I don't think JAX isn't more incapable of doing this than TensorFlow. Nothing forbid you to do this in JAX:
new_array = my_array[mask]
However, mask
should be indices (integers) and not booleans. This way, JAX is aware of the shape of new_array
(the same as mask
). In that sens, I'm pretty sure that tf.boolean_mask
is not differentiable i.e. it will raise an error if you try to compute its gradient at some point.
More generally, if you need to mask an array, whatever library you are using, there are two approaches:
- if you know in advance what indices need to be selected and you need to provide these indices such that the library can compute the shape before compilation;
- if you can't define these indices, for whatever reason, then you need to design your code in order to avoid the prevent the padding to affect your result.
Examples for each situation
Let say you're writing a simple embedding layer in JAX. The input
is a batch of token indices corresponding to several sentences. To get word embeddings corresponding to these indices, I will simply write word_embeddings = embeddings[input]
. Since I don't know the length of the sentences in advance, I need to pad all token sequences to the same length beforehand, such that input
is of shape (number_of_sentences, sentence_max_length)
. Now, JAX will compile the masking operation every time this shape changes. To minimize the number of compilations, you can provide the same number of sentences (also called batch size) and you can set the sentence_max_length
to the maximum sentence length in the entire corpus. This way, there will be only one compilation during training. Of course, you need to reserve one row in word_embeddings
that corresponds to the pad index. But still, the masking works.
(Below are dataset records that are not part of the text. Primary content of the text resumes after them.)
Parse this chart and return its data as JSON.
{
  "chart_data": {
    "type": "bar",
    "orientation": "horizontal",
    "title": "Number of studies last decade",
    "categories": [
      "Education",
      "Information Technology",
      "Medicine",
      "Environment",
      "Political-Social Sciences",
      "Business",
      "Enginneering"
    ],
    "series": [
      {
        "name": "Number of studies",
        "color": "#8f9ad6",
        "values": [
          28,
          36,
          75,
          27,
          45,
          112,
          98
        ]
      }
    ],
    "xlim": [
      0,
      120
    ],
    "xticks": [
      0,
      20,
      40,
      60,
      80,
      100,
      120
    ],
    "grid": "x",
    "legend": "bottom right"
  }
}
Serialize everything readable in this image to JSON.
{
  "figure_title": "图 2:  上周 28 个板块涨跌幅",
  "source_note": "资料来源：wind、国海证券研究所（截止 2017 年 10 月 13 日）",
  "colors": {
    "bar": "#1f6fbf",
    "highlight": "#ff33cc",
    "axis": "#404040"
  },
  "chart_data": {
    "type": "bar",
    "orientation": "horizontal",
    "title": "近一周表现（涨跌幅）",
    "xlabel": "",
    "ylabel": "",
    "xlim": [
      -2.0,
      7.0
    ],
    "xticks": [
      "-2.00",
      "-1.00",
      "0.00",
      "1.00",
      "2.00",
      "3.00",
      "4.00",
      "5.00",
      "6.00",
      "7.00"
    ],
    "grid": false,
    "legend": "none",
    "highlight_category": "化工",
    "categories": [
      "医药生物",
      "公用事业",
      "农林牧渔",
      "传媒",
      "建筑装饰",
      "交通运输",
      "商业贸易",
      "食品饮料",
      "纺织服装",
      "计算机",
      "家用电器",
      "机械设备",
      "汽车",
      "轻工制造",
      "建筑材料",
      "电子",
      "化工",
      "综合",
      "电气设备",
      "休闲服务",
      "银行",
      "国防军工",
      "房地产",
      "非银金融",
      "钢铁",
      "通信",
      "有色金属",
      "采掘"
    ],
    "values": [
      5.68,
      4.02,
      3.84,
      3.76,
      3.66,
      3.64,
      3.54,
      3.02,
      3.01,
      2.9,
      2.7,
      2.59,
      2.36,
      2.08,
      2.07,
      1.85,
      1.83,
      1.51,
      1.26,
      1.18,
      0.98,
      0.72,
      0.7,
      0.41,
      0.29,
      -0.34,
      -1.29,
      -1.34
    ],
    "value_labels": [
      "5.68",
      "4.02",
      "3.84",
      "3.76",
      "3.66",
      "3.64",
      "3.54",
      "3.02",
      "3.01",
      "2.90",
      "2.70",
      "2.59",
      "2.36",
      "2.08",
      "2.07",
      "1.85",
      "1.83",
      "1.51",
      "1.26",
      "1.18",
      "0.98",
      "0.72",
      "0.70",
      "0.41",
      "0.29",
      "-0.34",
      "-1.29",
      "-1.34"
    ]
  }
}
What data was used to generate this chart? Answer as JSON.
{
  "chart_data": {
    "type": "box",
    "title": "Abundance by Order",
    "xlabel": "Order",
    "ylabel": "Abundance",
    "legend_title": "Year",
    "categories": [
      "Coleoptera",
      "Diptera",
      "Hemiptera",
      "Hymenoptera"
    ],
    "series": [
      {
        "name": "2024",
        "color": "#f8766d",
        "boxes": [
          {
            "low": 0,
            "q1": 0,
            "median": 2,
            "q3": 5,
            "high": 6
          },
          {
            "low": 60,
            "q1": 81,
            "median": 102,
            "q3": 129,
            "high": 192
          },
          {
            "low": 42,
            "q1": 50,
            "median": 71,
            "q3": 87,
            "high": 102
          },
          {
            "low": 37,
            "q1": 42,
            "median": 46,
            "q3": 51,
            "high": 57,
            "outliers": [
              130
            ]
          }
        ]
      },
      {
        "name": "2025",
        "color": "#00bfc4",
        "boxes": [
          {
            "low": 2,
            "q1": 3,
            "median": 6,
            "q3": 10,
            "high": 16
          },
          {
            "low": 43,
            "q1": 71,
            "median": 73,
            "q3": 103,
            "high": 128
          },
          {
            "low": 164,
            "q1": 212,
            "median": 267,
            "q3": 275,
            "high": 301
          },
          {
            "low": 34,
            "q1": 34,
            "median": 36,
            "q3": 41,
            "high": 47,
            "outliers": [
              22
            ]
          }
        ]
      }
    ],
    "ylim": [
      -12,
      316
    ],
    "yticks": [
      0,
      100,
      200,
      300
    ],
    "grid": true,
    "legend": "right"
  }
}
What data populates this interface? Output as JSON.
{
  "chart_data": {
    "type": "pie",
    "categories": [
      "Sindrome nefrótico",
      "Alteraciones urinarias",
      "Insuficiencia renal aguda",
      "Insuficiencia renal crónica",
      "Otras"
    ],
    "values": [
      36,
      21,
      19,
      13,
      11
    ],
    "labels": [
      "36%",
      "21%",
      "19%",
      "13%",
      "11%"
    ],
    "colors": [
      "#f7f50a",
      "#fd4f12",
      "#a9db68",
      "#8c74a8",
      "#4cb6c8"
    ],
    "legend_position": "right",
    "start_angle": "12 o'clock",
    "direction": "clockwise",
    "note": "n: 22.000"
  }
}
Later in the model, let say you want to express each word of each sentence as a weighted average of all other words in the sentence (like a self-attention mechanism). The weights are computed in parallel for the entire batch and are stored in the matrix A
of dimension (number_of_sentences, sentence_max_length, sentence_max_length)
. The weighted averages are computed with the formula A @ word_embeddings
. Now, you need to make sure the pad tokens don't affect this previous formula. To do so, you can zero out the entries of A corresponding to the pad indices to remove their influence in the averaging. If the pad token index is 0, you would do:
mask = jnp.array(input > 0, dtype=jnp.float32)
A = A * mask[:, jnp.newaxis, :]
weighted_mean = A @ word_embeddings
So here we used a boolean mask, but the masking is somehow differentiable since we multiply the mask with another matrix instead of using it as an index. Note that we should proceed the same way to remove the rows of weighted_mean
that also correspond to pad tokens.